The helicopter blades beat above her encased head, and IV’s were stabbed into her arms, morphine trickling into her already sleepy veins. But the morphine didn’t ease any pain. There wasn’t any pain in the girl’s body to ease. There was only regret, only despondency and desolation as the girl was airlifted to the nearest hospital, where there her parents would be called, her best friends would be declared dead, and her recovery would take place. As she was flown away, her body was lulling under, but her mind was still sharp with the image of the pretty red ribbons of blood rolling down the glass.
Back at the scene, where the other girls were being lifted from the rubble, where other drivers were dead in their derelict cars, where a toddler sat in a backseat, asking mommy and daddy to wake up as the newborn baby girl seated next to him stared blankly ahead, her body strangely cold and blue eyes oddly motionless as she lay trapped in her car seat. The police officers examined the car the teenage girls had been in, shaking their heads as one of them held up a fractured cell phone, the new message sign frizzing up like a static television show, replaying the image again and again. The bystanders couldn’t seem to believe that this was reality, that this was really happening, that this was what life meant sometimes. The bystanders silently thanked their lucky stars that this wasn’t them, promising that never again they would text at the wheel, but it was futile.

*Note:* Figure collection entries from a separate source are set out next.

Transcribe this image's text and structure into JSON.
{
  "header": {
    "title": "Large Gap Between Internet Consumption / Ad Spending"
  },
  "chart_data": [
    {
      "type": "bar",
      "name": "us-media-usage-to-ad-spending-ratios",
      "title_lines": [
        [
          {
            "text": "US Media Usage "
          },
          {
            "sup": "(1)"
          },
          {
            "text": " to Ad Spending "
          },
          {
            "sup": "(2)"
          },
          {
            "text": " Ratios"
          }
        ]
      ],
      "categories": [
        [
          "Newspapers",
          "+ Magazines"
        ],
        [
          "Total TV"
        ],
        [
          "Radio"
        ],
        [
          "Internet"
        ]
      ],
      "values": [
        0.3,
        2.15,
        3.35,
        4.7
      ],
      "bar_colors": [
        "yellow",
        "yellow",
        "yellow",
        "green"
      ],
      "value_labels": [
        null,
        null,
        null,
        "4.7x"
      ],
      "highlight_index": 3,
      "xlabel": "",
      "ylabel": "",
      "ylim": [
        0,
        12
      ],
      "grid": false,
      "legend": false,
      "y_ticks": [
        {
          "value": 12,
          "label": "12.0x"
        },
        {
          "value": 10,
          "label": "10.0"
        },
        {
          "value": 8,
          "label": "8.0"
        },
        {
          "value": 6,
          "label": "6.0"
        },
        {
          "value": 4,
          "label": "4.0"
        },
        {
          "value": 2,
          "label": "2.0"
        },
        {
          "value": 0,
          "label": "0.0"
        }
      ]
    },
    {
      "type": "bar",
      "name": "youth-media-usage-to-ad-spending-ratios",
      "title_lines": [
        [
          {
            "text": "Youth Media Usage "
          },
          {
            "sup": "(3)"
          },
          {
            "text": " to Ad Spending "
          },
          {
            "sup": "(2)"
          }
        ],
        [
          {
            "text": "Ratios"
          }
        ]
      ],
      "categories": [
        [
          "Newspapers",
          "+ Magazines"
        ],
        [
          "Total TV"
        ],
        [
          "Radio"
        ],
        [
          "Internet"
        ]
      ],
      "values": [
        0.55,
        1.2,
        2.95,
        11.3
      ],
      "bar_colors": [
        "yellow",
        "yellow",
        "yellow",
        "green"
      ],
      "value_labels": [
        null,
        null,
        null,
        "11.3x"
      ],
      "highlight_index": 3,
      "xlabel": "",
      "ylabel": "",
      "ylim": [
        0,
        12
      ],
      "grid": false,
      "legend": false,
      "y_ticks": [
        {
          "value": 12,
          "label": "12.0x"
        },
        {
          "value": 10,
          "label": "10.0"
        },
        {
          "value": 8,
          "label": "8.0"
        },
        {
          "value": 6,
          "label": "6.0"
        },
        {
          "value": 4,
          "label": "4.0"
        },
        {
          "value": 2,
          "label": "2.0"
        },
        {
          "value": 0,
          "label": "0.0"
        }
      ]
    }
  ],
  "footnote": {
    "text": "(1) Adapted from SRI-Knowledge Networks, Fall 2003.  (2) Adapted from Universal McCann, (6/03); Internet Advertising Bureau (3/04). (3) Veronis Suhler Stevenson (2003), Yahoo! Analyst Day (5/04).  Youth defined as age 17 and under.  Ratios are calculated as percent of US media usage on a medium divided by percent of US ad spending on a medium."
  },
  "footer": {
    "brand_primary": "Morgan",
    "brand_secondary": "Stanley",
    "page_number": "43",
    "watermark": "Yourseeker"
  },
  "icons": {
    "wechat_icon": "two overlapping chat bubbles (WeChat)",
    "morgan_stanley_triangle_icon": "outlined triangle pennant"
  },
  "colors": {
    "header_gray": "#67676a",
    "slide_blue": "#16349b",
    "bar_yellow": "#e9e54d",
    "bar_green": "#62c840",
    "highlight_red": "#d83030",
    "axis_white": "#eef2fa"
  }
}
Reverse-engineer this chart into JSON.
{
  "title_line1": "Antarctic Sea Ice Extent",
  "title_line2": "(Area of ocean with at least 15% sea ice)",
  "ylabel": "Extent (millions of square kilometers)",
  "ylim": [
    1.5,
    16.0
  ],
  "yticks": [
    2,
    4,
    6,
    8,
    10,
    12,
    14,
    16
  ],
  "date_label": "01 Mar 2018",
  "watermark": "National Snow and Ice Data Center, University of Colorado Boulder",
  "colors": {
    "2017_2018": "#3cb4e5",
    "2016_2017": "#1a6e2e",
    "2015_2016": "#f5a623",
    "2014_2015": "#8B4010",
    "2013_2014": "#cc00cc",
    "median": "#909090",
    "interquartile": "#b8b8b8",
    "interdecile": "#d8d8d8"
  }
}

Half of them less than a month later were texting at the wheel again, breaking their promise that they needed to keep, just couldn’t maintain.
No matter if they believed it or not, no matter if you believe it or not, this happens. This takes place, life being seized like it was nothing more than a bottle of nail polish in a convenience store. This happens. Pretty red ribbons of blood run down windshields, and you may not live to see if it’s yours. So put down the phone, keep your eyes on the road, and believe in reality. Because it could strike, it could happen to you. Don’t think it won’t. Believe.